RALEIGH, N.C. – Duke Energy Corp. CEO Lynn Good saw her pay docked about $600,000 in the aftermath of last year’s massive spill of collected coal ash that coated 70 miles of a North Carolina river in sludge containing toxic heavy metals.
A portion of Good’s $8.3 million compensation was reduced 35 per cent in 2014 compensation, according to a proxy statement released this week ahead of the company’s annual shareholder meeting in May. The compensation of four other top executives that is linked to short-term incentives was also reduced 35 per cent.
Directors of the country’s largest electric company said the executives were docked because the spill will cost Duke Energy $192 million in cleanup, legal fees, and fines to settle a pending criminal case involving Clean Water Act violations.
“In order to hold the senior leaders of Duke Energy accountable for its financial and operational performance, these expenses were factored into the calculation” of their pay, the proxy statement said.
Good’s compensation tied to short-term incentives was cut from a potential $1.7 million in 2014 to $1.13 million.

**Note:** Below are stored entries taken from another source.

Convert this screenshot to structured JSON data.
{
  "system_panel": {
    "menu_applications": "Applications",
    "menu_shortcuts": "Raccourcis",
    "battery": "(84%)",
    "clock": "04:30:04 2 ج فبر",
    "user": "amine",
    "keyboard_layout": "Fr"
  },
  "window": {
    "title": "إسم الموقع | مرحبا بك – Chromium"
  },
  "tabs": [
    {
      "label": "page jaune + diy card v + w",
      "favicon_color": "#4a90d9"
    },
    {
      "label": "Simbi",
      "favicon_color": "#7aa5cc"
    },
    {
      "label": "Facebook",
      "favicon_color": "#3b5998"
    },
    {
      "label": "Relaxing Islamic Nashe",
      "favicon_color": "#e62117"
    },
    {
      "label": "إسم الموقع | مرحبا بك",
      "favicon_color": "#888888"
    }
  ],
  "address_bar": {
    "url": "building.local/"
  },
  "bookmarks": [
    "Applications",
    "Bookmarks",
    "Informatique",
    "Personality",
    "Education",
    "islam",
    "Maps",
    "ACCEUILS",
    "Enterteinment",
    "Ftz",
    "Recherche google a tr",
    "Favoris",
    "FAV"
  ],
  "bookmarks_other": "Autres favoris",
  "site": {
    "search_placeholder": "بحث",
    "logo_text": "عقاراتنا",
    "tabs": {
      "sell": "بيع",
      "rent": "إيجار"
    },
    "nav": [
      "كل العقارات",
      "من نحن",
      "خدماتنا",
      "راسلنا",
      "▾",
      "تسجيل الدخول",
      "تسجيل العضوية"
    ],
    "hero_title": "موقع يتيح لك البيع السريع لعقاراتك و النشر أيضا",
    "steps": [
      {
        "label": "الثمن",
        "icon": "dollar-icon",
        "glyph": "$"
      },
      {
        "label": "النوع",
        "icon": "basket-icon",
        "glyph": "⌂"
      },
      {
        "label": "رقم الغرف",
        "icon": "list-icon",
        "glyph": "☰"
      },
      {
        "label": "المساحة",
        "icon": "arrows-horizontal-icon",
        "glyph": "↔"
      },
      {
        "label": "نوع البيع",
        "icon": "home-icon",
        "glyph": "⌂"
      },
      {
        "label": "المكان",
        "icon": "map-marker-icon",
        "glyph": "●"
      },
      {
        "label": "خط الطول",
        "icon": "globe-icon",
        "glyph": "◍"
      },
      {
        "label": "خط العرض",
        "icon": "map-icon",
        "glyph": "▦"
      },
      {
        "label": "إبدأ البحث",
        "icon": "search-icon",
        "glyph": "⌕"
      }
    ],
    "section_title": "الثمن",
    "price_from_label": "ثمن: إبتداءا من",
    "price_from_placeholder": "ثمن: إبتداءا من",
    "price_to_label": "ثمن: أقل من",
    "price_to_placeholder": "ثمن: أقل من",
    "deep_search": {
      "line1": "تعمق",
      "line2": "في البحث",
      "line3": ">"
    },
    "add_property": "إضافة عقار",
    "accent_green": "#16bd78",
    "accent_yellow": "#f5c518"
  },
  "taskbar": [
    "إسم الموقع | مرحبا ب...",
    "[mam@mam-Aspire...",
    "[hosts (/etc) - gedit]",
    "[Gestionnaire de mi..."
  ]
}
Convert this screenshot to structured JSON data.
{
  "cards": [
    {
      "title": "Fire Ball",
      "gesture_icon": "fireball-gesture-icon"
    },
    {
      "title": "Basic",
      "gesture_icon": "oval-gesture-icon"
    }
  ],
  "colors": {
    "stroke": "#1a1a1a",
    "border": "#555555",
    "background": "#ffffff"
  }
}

Her $1.2 million base salary makes up just 15 per cent of her total compensation, the proxy document said.
Federal prosecutors last month filed nine misdemeanour criminal charges against Duke Energy alleging the company for years illegally leaked pollutants from coal ash dumps at five North Carolina power plants. The ash is the waste left behind when coal is burned to generate electricity. It contains such toxic heavy metals as arsenic, selenium, chromium and mercury.
Duke Energy said it has negotiated a plea agreement with prosecutors under which it will admit guilt and pay $102 million in fines, restitution and community service to settle the alleged Clean Water Act violations. If the deal is approved by federal courts, the company said the costs of the settlement will be borne by its shareholders rather than its electricity customers.
The company said it spent about $20 million to clean up the Dan River after a pipe under a coal ash pit broke in February 2014. About $70 million more went to consulting, engineering, legal and other costs in the aftermath, the company said.
Duke Energy has more than 7 million customers in the Carolinas, Ohio, Kentucky, Indiana and Florida.